House debates

Monday, 29 February 2016

Bills

Tax Laws Amendment (Implementation of the Common Reporting Standard) Bill 2015; Consideration of Senate Message

3:12 pm

Photo of Scott MorrisonScott Morrison (Cook, Liberal Party, Treasurer) Share this | Hansard source

I move:

That the amendments be agreed to.

The government supports the Senate amendments to the Tax Laws Amendment (Implementation of the Common Reporting Standard) Bill 2015. The bill is part of the government's commitment to ensure that Australia is at the forefront of the fight against tax avoidance, and avoidance both by individuals and by multinationals, as we stressed again at the meeting of the G20 on the weekend where Australia was, in fact, the leading voice when it came to what was being done to crack down on multinational tax avoidance. We received particular commendation from the OECD for the good work that we are doing in that area. This bill is part of the government's commitment to do this and the Common Reporting Standard is an international framework developed by the OECD, working with non-OECD G20 countries to tackle and deter cross-border tax evasion.

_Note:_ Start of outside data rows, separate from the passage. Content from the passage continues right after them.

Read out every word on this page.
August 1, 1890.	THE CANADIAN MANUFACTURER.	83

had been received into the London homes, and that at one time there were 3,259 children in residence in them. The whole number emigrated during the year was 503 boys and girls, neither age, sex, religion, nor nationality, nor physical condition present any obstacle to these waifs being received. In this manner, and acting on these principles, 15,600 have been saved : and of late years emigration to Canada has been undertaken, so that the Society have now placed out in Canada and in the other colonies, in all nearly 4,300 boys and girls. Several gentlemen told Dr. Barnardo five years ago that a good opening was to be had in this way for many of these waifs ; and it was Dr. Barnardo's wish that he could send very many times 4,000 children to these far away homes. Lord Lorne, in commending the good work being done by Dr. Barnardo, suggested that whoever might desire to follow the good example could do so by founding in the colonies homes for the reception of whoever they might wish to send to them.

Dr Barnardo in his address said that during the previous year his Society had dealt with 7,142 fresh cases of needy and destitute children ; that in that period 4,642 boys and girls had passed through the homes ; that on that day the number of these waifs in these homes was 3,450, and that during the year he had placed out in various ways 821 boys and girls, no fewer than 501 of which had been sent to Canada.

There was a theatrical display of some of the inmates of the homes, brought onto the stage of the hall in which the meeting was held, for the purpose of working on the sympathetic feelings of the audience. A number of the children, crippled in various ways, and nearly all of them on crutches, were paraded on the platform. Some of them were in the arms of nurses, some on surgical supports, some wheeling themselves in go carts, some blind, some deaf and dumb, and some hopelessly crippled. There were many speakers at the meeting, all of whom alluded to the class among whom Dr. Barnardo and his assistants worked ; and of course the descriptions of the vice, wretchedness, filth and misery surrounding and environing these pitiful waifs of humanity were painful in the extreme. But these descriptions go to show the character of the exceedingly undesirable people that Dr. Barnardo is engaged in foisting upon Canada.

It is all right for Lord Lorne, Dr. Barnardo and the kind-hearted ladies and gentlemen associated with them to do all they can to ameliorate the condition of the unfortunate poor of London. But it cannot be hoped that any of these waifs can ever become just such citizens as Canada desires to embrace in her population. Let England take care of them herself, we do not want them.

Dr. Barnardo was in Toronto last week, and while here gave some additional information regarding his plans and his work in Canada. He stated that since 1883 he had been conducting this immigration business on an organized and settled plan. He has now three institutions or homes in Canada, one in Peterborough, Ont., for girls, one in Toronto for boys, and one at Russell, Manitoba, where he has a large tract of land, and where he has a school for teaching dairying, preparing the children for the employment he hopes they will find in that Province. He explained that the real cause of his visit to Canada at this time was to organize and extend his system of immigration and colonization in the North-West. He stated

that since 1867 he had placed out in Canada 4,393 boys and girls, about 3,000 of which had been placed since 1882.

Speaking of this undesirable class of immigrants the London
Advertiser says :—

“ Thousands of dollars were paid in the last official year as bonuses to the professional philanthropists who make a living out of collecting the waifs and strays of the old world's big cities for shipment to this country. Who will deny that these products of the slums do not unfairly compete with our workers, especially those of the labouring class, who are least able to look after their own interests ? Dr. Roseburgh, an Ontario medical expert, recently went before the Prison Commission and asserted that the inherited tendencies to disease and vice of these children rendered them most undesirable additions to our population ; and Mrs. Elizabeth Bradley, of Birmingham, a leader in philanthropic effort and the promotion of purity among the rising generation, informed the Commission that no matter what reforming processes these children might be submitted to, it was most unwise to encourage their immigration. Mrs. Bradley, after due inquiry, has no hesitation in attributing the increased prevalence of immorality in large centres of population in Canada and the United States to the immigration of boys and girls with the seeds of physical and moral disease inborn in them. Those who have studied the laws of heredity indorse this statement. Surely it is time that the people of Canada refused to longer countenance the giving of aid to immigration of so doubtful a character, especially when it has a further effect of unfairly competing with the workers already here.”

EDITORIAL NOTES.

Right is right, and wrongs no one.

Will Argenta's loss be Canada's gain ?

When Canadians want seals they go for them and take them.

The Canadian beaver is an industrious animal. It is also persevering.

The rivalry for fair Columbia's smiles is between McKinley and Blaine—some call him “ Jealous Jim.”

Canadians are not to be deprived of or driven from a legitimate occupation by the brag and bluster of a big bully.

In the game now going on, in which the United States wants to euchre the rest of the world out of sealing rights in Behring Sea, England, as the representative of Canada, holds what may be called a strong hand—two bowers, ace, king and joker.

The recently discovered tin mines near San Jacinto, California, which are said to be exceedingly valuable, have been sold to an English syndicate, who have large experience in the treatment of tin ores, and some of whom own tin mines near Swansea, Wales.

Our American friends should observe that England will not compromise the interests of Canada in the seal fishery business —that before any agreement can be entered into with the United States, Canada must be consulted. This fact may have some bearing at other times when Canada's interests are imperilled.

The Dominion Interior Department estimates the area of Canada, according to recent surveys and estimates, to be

The government's bill will help ensure that all taxpayers pay their fair share of tax by requiring financial institutions to provide tax authorities with information on individuals with offshore accounts, regardless of where their financial accounts are located. The Common Reporting Standard primarily addresses tax evasion by individuals who are illegally concealing offshore investment income. The timetable in the bill for exchanging information aligns with the OECD's recommendations for jurisdictions seeking to implement the CRS as fast as can be expected and in line with other countries that are adopting the CRS.

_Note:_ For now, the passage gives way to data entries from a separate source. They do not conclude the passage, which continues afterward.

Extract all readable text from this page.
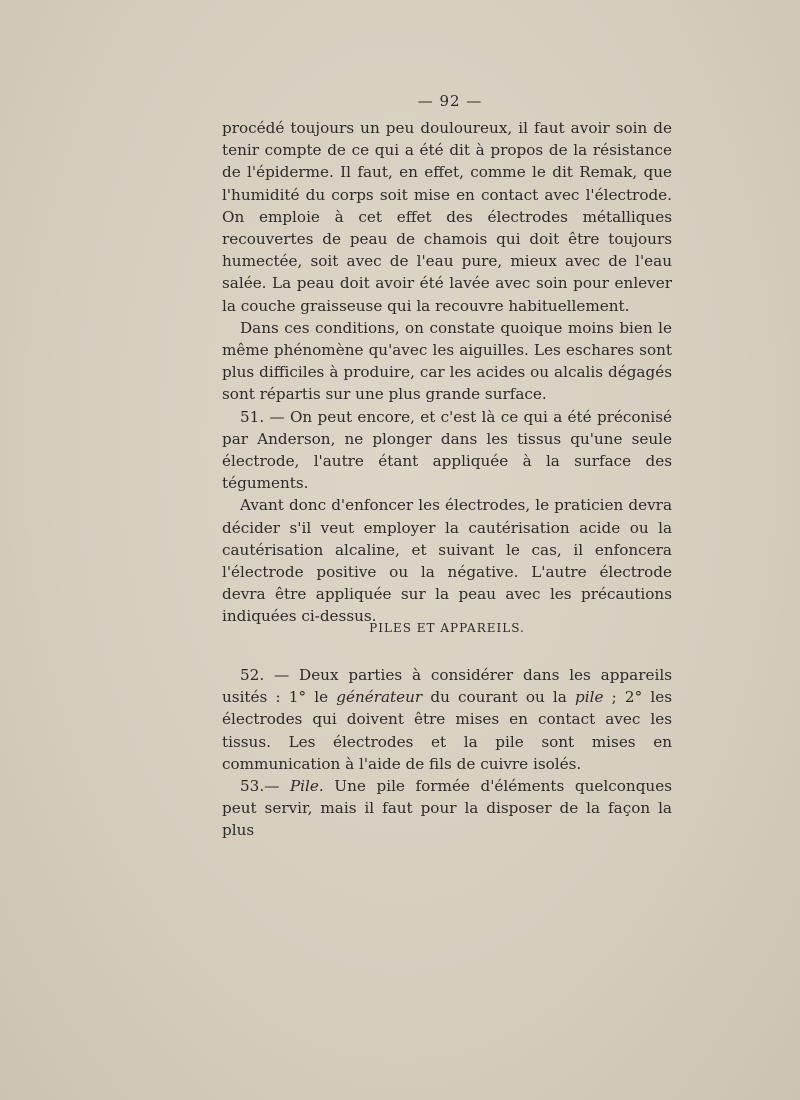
— 92 —

procédé toujours un peu douloureux, il faut avoir soin de tenir compte de ce qui a été dit à propos de la résistance de l'épiderme. Il faut, en effet, comme le dit Remak, que l'humidité du corps soit mise en contact avec l'électrode. On emploie à cet effet des électrodes métalliques recouvertes de peau de chamois qui doit être toujours humectée, soit avec de l'eau pure, mieux avec de l'eau salée. La peau doit avoir été lavée avec soin pour enlever la couche graisseuse qui la recouvre habituellement.

Dans ces conditions, on constate quoique moins bien le même phénomène qu'avec les aiguilles. Les eschares sont plus difficiles à produire, car les acides ou alcalis dégagés sont répartis sur une plus grande surface.

51. — On peut encore, et c'est là ce qui a été préconisé par Anderson, ne plonger dans les tissus qu'une seule électrode, l'autre étant appliquée à la surface des téguments.

Avant donc d'enfoncer les électrodes, le praticien devra décider s'il veut employer la cautérisation acide ou la cautérisation alcaline, et suivant le cas, il enfoncera l'électrode positive ou la négative. L'autre électrode devra être appliquée sur la peau avec les précautions indiquées ci-dessus.

PILES ET APPAREILS.

52. — Deux parties à considérer dans les appareils usités : 1° le générateur du courant ou la pile ; 2° les électrodes qui doivent être mises en contact avec les tissus. Les électrodes et la pile sont mises en communication à l'aide de fils de cuivre isolés.

53.— Pile. Une pile formée d'éléments quelconques peut servir, mais il faut pour la disposer de la façon la plus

Collaborating with other countries is essential because it is the information that they exchange with Australia which contributes to catching offshore tax evaders. The CRS complements the OECD's country-by-country report, which relates to companies and hence combats multinational tax avoidance. Australia is one of the first countries to commit to implementing country-by-country reporting with the legislation that was passed in this place last December that, regretfully, was not supported by the opposition.

The government supports the amendments passed by the Senate to ensure that provisions operate as intended. These changes correct a technical anomaly in the original bill so that statements relating to the pre-existing individual accounts that are high-value accounts as of 30 June 2017 must be reported to the tax commissioner by 31 July 2018. The changes ensure that this timing is required regardless of whether the reporting financial institution conducts its due diligence procedures for these accounts between 1 July 2017 to 31 December 2017 or 1 January 2018 to 31 July 2018. The timing provisions in the bill have been carefully crafted to ensure that we align with the OECD guidance on collection, review and exchange of information. The government also supports the proposed amendments to require the Commissioner of Taxation to publish an annual report providing aggregated de-identified data on financial holdings of foreign nationals in Australia.

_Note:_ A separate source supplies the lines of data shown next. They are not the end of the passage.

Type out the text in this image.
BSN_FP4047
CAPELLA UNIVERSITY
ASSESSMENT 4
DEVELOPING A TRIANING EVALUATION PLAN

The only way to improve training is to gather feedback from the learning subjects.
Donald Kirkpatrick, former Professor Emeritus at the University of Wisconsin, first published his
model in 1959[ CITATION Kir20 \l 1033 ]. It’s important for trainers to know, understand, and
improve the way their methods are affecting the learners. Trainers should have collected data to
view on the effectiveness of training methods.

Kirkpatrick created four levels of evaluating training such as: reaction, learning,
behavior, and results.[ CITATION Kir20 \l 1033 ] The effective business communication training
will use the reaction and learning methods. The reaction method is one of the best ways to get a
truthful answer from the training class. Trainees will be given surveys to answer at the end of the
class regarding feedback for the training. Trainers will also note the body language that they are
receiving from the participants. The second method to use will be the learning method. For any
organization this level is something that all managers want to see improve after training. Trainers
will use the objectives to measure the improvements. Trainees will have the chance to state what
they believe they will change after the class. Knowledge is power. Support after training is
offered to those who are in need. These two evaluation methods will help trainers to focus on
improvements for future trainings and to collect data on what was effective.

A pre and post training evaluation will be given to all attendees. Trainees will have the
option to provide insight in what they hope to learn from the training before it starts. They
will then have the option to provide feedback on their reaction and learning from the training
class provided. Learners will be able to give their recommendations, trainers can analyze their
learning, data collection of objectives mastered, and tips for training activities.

Indeed, the government measure is a key initiative that sees Australia join a coalition of over 96 jurisdictions that have committed to implement the Common Reporting Standard. The standard will build on the ATO's current information exchanges. In 2014-15 total tax liabilities raised as a direct result of exchange of information with Australia's treaty partners was approximately $255 million. People who do not comply with their Australian tax obligations undermine the integrity of the tax system. The standard will improve the integrity of the tax system by engendering confidence in the community that taxes are not being evaded. The standard will also encourage greater voluntary compliance as taxpayers will be now safe in the knowledge that it has just got a whole lot harder to hide funds offshore without the tax office tracking you down.

This legislation, along with the combating multinational tax avoidance legislation and implementing a GST on digital goods measure, shows the resolve of the government to ensure that multinational companies pay their fair share of tax on profit earned in Australia. These are measures that Labor did not pursue whilst in government and instead decided to do nothing. In addition, the government has also made a condition of foreign investment in this country full compliance with our provisions in relation to multinational tax. This includes not engaging in base erosion, profit shifting and transfer pricing that would seek to undermine the revenue base in Australia.

We commend these amendments and we look forward to their support. But we also note that those opposite have not been fellow travellers with the government on multinational tax avoidance. They have frustrated our legislation at every turn and opposed this government's efforts, which are consistent with international practice, to ensure that multinationals pay their fair share of tax.